Режим разображения можно сравнить с «туманом войны» в играх-стратегиях, когда видна лишь часть карты — та, на которой сфокусировано внимание игрока, — а остальная часть погружена в неизвестность. Другая аналогия — девербализация в интерпретативной теории перевода Д. Селескович: для перевода с одного языка на другой нужно сперва понять, о чем идет речь, затем девербализовать понятое, то есть отвлечь его от образов конкретных слов, и, наконец, переформулировать на целевом языке. Девербализовать понятое — то же, что разобразить реальность, чтобы затем более адекватно перевести ее на язык наших образов.

В идее разображения соединяются буддийский принцип непосредственности и аниконизм радикального ислама. Но теория разображения, скорее, тактически эксплуатирует эти доктрины. Стратегически догмат иконопочитания, принятый на Седьмом Вселенском соборе, должен быть сохранен. Полезно, однако, не забывать, что византийская императрица Ирина, способствовавшая принятию этого догмата, отметилась также и другим поступком: борясь за власть, она приказала выколоть глаза собственному сыну, то есть заблокировала ему доступ к иконам, созерцание которых сама же защищала. Здесь как будто проявилась диалектика любви и ненависти к образу, воображения и разображения, которая всегда была двигателем европейской культуры.

Не препятствует ли разображение изобретению нового возможного будущего или предупреждению неочевидных, но вероятных опасностей? Проблема в том, что сегодня наиболее развито правое, контрреволюционное воображение, и воображение революционное временно не может его превзойти. Мы сегодня имеем дело одновременно с переизбытком образов и с застоем образов (образом-застоем), когда каждый новый образ сам собой липнет к идеологии ре-революции (то есть реакции; термин белого полковника Е.Э. Месснера). Пример метазастойной России (и не только России) показателен: тогда было создано множество сценариев ее консервативного развития и почти ни одного интересного постреволюционного (интересного — значит, достойного безграничной силы нашего воображения). Поэтому, возможно, имеет смысл временно воздержаться от создания новых образов и ждать, когда враг оступится.

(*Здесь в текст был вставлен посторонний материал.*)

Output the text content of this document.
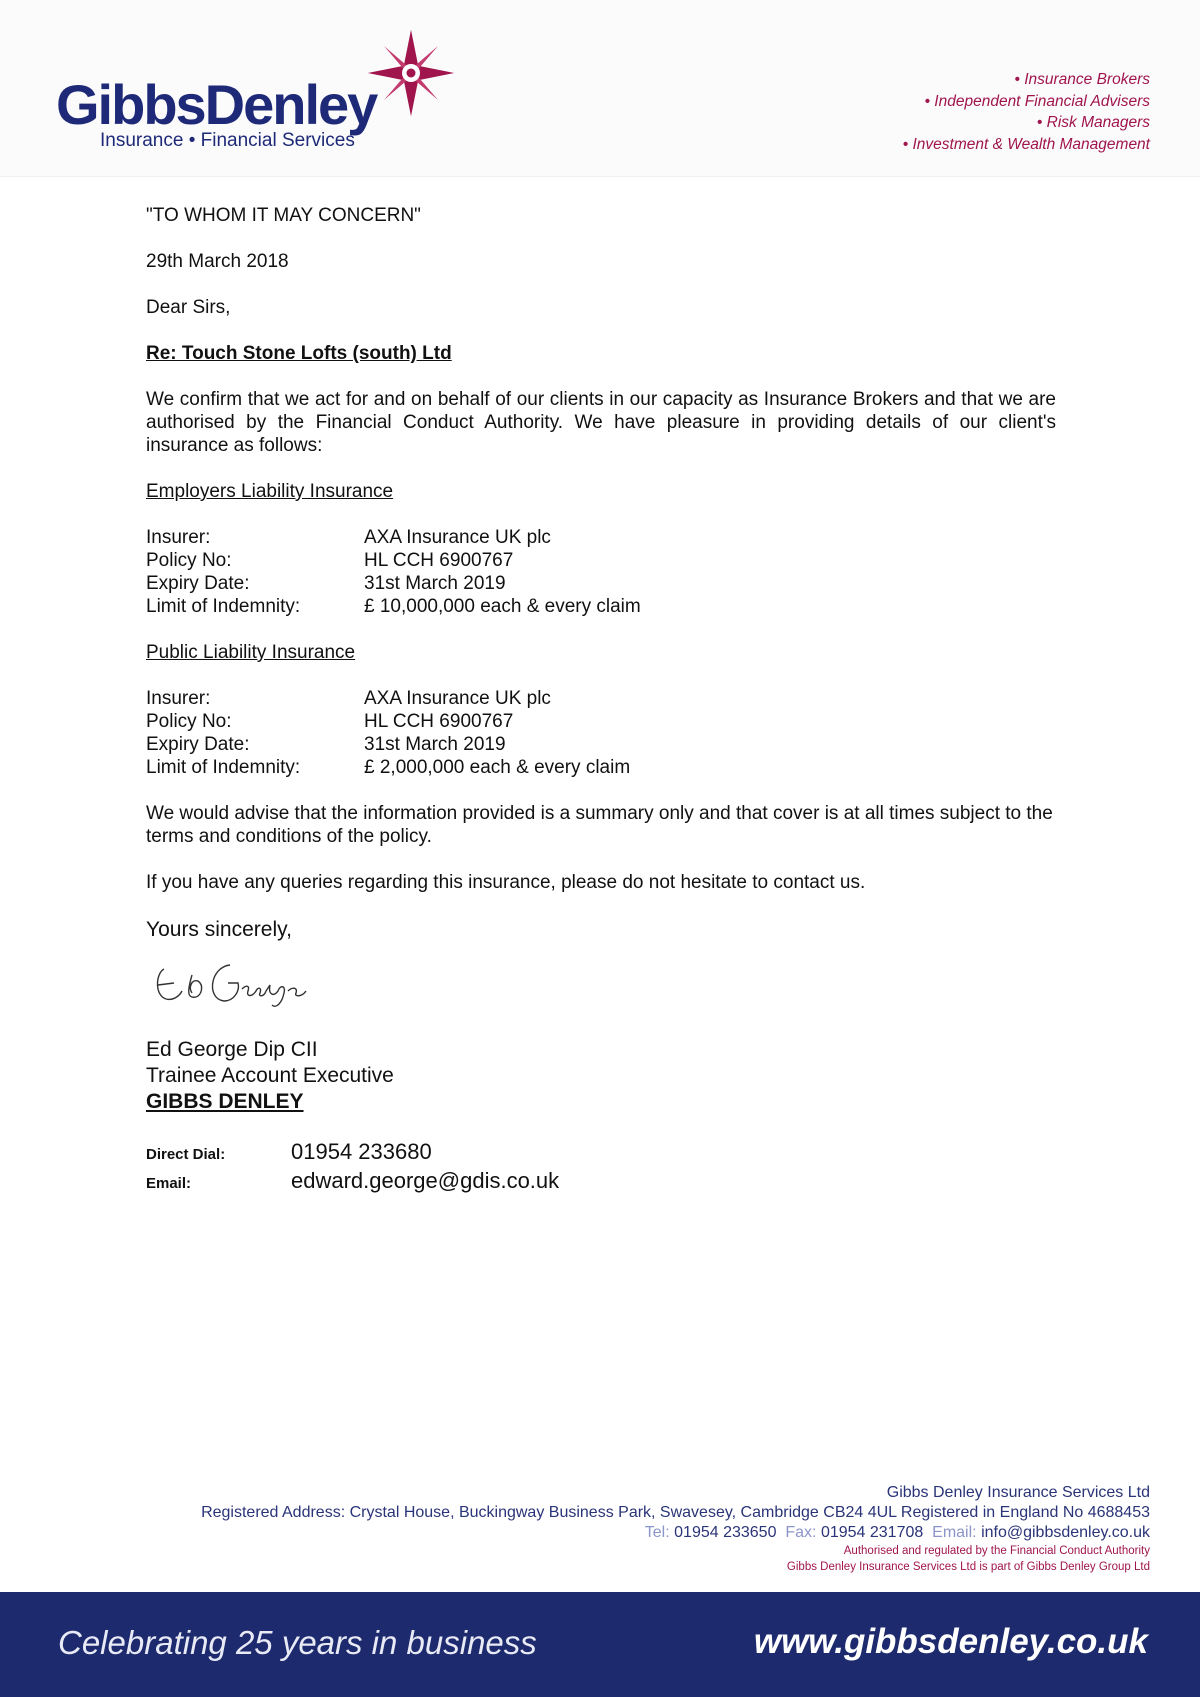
GibbsDenley
Insurance • Financial Services
• Insurance Brokers
• Independent Financial Advisers
• Risk Managers
• Investment & Wealth Management

"TO WHOM IT MAY CONCERN"

29th March 2018

Dear Sirs,

Re: Touch Stone Lofts (south) Ltd

We confirm that we act for and on behalf of our clients in our capacity as Insurance Brokers and that we are authorised by the Financial Conduct Authority. We have pleasure in providing details of our client's insurance as follows:

Employers Liability Insurance

Insurer:	AXA Insurance UK plc
Policy No:	HL CCH 6900767
Expiry Date:	31st March 2019
Limit of Indemnity:	£ 10,000,000 each & every claim

Public Liability Insurance

Insurer:	AXA Insurance UK plc
Policy No:	HL CCH 6900767
Expiry Date:	31st March 2019
Limit of Indemnity:	£ 2,000,000 each & every claim

We would advise that the information provided is a summary only and that cover is at all times subject to the terms and conditions of the policy.

If you have any queries regarding this insurance, please do not hesitate to contact us.

Yours sincerely,

Ed George Dip CII
Trainee Account Executive
GIBBS DENLEY
Direct Dial:	01954 233680
Email:	edward.george@gdis.co.uk
Gibbs Denley Insurance Services Ltd
Registered Address: Crystal House, Buckingway Business Park, Swavesey, Cambridge CB24 4UL Registered in England No 4688453
Tel: 01954 233650 Fax: 01954 231708 Email: info@gibbsdenley.co.uk
Authorised and regulated by the Financial Conduct Authority
Gibbs Denley Insurance Services Ltd is part of Gibbs Denley Group Ltd
Celebrating 25 years in business	www.gibbsdenley.co.uk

Но не стоит думать, что вследствие практики разображения наша способность воображения повредится или атрофируется: воображение — это не мышца, которую тренируют, это, скорее, неиссякаемая пещера разбойников, в которую в любой момент можно войти, если знать кодовое слово. Кодовое слово же к этой пещере дается совсем не способностью воображения: оно, скорее, лежит во встречаемом актуальном мире, который циркулирующие виртуальные образы могут неумышленно или умышленно заслонить. Парадоксальная истина в том, что воображение Али-Бабы меньше воображения Касима.

Воображающие машины vs машины насилия

Метарусский анархист Грэбер, возможно, первым противопоставил насилие и воображение как фундаменты правой и левой политики соответственно: «Правые и левые политические теории основаны прежде всего на разных предположениях о подлинной сущности власти. Правая идеология берет свое начало в политической онтологии насилия, в которой быть реалистичным означает принимать во внимание силы разрушения. В ответ на это левые последовательно предлагают вариации политической онтологии воображения, в которой необходимо учитывать силы (производительные, созидательные), которые что-либо создают» («Фрагменты анархистской антропологии»).

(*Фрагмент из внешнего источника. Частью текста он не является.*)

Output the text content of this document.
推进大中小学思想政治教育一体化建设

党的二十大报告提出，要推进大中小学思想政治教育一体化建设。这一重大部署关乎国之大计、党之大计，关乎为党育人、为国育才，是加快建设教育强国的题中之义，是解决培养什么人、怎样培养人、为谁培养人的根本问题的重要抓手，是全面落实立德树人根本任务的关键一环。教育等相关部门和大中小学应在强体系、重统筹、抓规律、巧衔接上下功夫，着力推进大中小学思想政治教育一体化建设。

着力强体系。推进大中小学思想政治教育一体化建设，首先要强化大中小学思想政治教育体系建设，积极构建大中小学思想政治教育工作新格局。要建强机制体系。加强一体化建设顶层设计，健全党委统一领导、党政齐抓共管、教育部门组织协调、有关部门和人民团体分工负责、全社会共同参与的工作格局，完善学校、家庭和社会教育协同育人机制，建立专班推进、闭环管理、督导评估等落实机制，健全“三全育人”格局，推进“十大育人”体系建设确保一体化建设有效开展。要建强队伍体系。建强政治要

Делёз и Гваттари разместили желающие машины и капиталистические машины на одном игровом поле: они входят друг с другом в сложные, противоречивые отношения — питают, тренируют друг друга, но одновременно подрывают и блокируют. На одном поле с государственными машинами — то есть машинами насилия, если понимать государство как монополиста насилия, — должны находиться уже не желающие, а воображающие машины. Именно воображающим машинам «выпала честь» отменить государство, отменить саму необходимость в государстве (машины войны, о которых речь идет в «Тысяче плато», сделать это не могут).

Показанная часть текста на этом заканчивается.